Let \(\hat{a}\) and \(\hat{b}\) be two unit vectors. If the vectors \(\bar{c}=\hat{a}+2 \hat{b}\) and \(\bar{d}=5 \hat{a}+4 \hat{b}\) are perpendicular to each other, then the angle between \(\hat{a}\) and \(\hat{b}\) is

Let \(\theta\) be the angle between \(\hat{a}\) and \(\hat{b}\).

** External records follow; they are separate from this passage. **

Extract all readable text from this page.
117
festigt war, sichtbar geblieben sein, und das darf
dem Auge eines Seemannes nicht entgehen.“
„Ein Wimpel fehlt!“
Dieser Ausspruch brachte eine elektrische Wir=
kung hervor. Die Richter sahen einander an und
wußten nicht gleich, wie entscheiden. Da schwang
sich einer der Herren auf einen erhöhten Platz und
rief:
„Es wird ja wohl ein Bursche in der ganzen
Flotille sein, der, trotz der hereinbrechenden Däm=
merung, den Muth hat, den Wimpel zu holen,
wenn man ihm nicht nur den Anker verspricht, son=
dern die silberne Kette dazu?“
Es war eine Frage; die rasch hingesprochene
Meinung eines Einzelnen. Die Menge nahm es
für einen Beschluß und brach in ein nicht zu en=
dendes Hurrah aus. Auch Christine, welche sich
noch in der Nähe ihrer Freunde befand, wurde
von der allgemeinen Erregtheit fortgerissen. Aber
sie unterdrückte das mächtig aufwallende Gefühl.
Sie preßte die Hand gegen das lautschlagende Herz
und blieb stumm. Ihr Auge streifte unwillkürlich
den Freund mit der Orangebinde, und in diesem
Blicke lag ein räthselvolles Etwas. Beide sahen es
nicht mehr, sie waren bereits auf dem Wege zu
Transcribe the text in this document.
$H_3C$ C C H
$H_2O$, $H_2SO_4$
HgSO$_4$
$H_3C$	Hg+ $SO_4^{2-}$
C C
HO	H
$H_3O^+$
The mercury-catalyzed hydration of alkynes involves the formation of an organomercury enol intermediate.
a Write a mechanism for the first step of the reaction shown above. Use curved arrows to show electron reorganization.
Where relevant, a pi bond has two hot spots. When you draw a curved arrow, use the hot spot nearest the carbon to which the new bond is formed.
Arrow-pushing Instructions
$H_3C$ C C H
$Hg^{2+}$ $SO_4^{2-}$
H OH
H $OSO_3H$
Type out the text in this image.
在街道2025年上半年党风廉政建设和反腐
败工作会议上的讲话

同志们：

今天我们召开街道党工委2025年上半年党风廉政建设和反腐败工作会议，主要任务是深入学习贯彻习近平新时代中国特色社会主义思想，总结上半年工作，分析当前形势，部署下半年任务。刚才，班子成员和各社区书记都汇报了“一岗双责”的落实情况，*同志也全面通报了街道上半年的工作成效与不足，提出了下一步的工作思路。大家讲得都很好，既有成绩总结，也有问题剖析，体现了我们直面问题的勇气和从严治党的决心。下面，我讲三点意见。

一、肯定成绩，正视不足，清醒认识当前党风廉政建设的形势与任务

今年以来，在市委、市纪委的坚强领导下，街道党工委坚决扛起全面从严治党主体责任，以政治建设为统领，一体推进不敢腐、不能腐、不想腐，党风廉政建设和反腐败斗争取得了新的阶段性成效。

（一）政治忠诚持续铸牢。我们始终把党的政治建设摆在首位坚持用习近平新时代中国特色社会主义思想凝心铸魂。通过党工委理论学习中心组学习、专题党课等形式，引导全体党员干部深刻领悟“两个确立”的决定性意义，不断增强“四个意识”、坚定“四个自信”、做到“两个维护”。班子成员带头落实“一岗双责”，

Since \(\bar{c}=\hat{a}+2 \hat{b}\) and \(\bar{d}=5 \hat{a}+4 \hat{b}\) are perpendicular to each other.
\(\begin{aligned}
& \therefore \quad \overline{\mathrm{c}} \cdot \hat{\mathrm{~d}}=0 \\
& \Rightarrow(\hat{\mathrm{a}}+2 \hat{\mathrm{~b}}) \cdot(5 \hat{\mathrm{a}}+4 \hat{\mathrm{~b}})=0 \\
& \Rightarrow 5(\hat{\mathrm{a}} \cdot \hat{\mathrm{a}})+14(\hat{\mathrm{a}} \cdot \hat{\mathrm{~b}})+8(\hat{\mathrm{~b}} \cdot \hat{\mathrm{~b}})=0 \\
& \Rightarrow 5|\hat{a}|^2+14|\hat{a}||\hat{\mathrm{b}}| \cos \theta+8|\hat{\mathrm{~b}}|^2=0 \\
& \Rightarrow 5+14 \cos \theta+8=0 \\
& \Rightarrow \cos \theta=-\frac{13}{14} \\
& \Rightarrow \theta=\cos ^{-1}\left(-\frac{13}{14}\right)
\end{aligned}\)